Da oltre vent’anni Inalca, controllata del Gruppo Cremonini e tra i principali player in Italia e in Europa nella produzione e distribuzione di carni bovine, salumi e prodotti alimentari, sta costruendo una propria infrastruttura energetica per accompagnare la transizione del sistema industriale.

Un percorso iniziato con la ricerca dell’efficienza, attraverso la cogenerazione e il recupero di calore, e oggi orientato verso un obiettivo più ampio, quello di sostenere l’agricoltura rigenerativa e promuovere l’uso del biometano come motore di una nuova meccanizzazione agricola. L’idea alla base è di un sistema energetico integrato, in cui le aziende agricole del gruppo non solo si connettono alla capogruppo industriale, ma diventano parte di una rete territoriale capace di produrre, condividere e utilizzare energia rinnovabile.

Inalca, le origini dell’infrastruttura energetica

La traiettoria storica dell’infrastruttura energetica di Inalca ha inizio con la ricerca dell’efficienza. È stata una delle prime aziende del territorio emiliano a dotarsi di un sistema di cogenerazione industriale, cioè la produzione combinata, in un unico processo, di energia elettrica e calore, entrambi destinati all’autoconsumo.

Oggi dispone di dieci unità cogenerative, per un totale di oltre 16 megawatt installati. “Tra queste sono installati impianti alimentati a gas naturale e a fonti rinnovabili, in particolare biogas proveniente dagli impianti di digestione anaerobica e grassi animali colati. In questo modo il gas naturale, che costituisce la fonte fossile del sistema, viene impiegato in condizioni di alta efficienza”, racconta a Materia Rinnovabile Giovanni Sorlini, responsabile dell'area qualità, sicurezza e sviluppo sostenibile di Inalca. “Più recentemente è stata introdotta anche la trigenerazione, che rappresenta un ulteriore miglioramento dell’efficienza complessiva del sistema, in quanto consente di produrre, oltre a energia elettrica e calore, anche il freddo, ottimizzando ulteriormente i fabbisogni energetici dello stabilimento.”

Un ulteriore filone di lavoro si è concentrato sulle fonti rinnovabili, in particolare sulla produzione di biogas tramite digestione anaerobica.

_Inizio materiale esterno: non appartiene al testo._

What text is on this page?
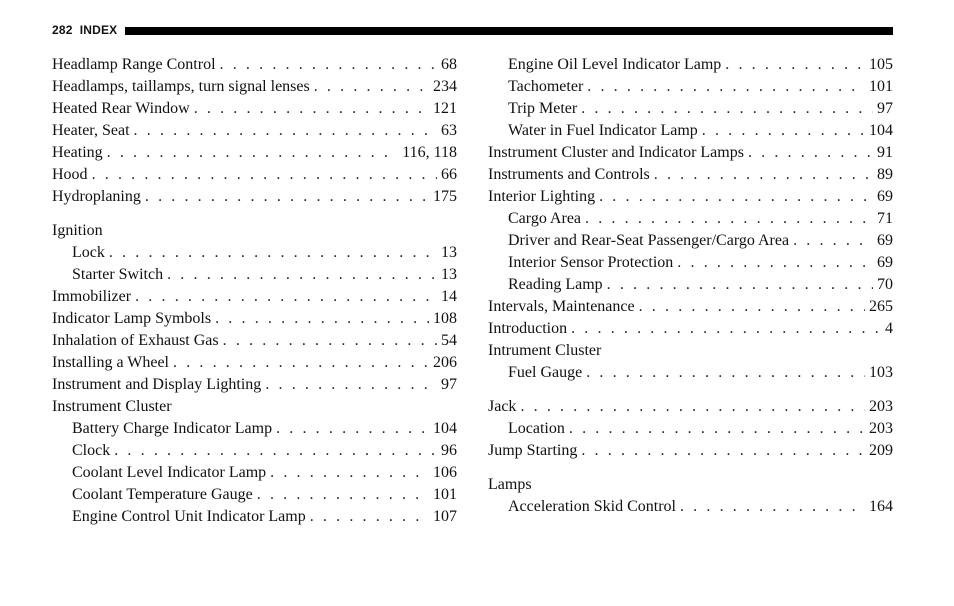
282 INDEX
Headlamp Range Control . . .	68
Headlamps, taillamps, turn signal lenses . . .	234
Heated Rear Window . . .	121
Heater, Seat . . .	63
Heating . . .	116, 118
Hood . . .	66
Hydroplaning . . .	175
Ignition
Lock . . .	13
Starter Switch . . .	13
Immobilizer . . .	14
Indicator Lamp Symbols . . .	108
Inhalation of Exhaust Gas . . .	54
Installing a Wheel . . .	206
Instrument and Display Lighting . . .	97
Instrument Cluster
Battery Charge Indicator Lamp . . .	104
Clock . . .	96
Coolant Level Indicator Lamp . . .	106
Coolant Temperature Gauge . . .	101
Engine Control Unit Indicator Lamp . . .	107
Engine Oil Level Indicator Lamp . . .	105
Tachometer . . .	101
Trip Meter . . .	97
Water in Fuel Indicator Lamp . . .	104
Instrument Cluster and Indicator Lamps . . .	91
Instruments and Controls . . .	89
Interior Lighting . . .	69
Cargo Area . . .	71
Driver and Rear-Seat Passenger/Cargo Area . . .	69
Interior Sensor Protection . . .	69
Reading Lamp . . .	70
Intervals, Maintenance . . .	265
Introduction . . .	4
Intrument Cluster
Fuel Gauge . . .	103
Jack . . .	203
Location . . .	203
Jump Starting . . .	209
Lamps
Acceleration Skid Control . . .	164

Il gruppo oggi dispone di sette impianti di digestione anaerobica, due di tipo industriale e cinque agricoli. “Tutti si trovano nella Pianura Padana. Quelli industriali sono a Ospedaletto Lodigiano e Pegognaga, mentre quelli agricoli si trovano presso le aziende La Marchesina in provincia di Milano, La Torre in provincia di Verona, Corticella in provincia di Modena, oltre ad altri siti della stessa area”, aggiunge Sorlini. “Al momento producono energia elettrica, ma sui più grandi si sta riflettendo su come affrontare la transizione al biometano.”

Il caso Biorg

Ai siti menzionati va aggiunto un ulteriore impianto sviluppato da Inalca in joint venture con l’utility Herambiente, situato in provincia di Modena. “Questo progetto è un esempio efficace di sinergia industriale tra aziende del territorio e di collaborazione con gli enti locali”, ci spiega Marco Di Silvestro, responsabile impianti di Biorg. “L’impianto nasce infatti dalla riconversione di un biodigestore esistente di proprietà del comune di Spilamberto, gestito da Herambiente. Senza utilizzo di nuovo suolo, grazie al know how maturato nei settori dell’economia circolare e della rigenerazione delle risorse e in seguito all’esperienza positiva del vicino biodigestore di Sant’Agata Bolognese, il Gruppo Hera ha avviato questo progetto che ha trovato risposta nella preziosa collaborazione con un’altra grande realtà del territorio, Inalca del Gruppo Cremonini.”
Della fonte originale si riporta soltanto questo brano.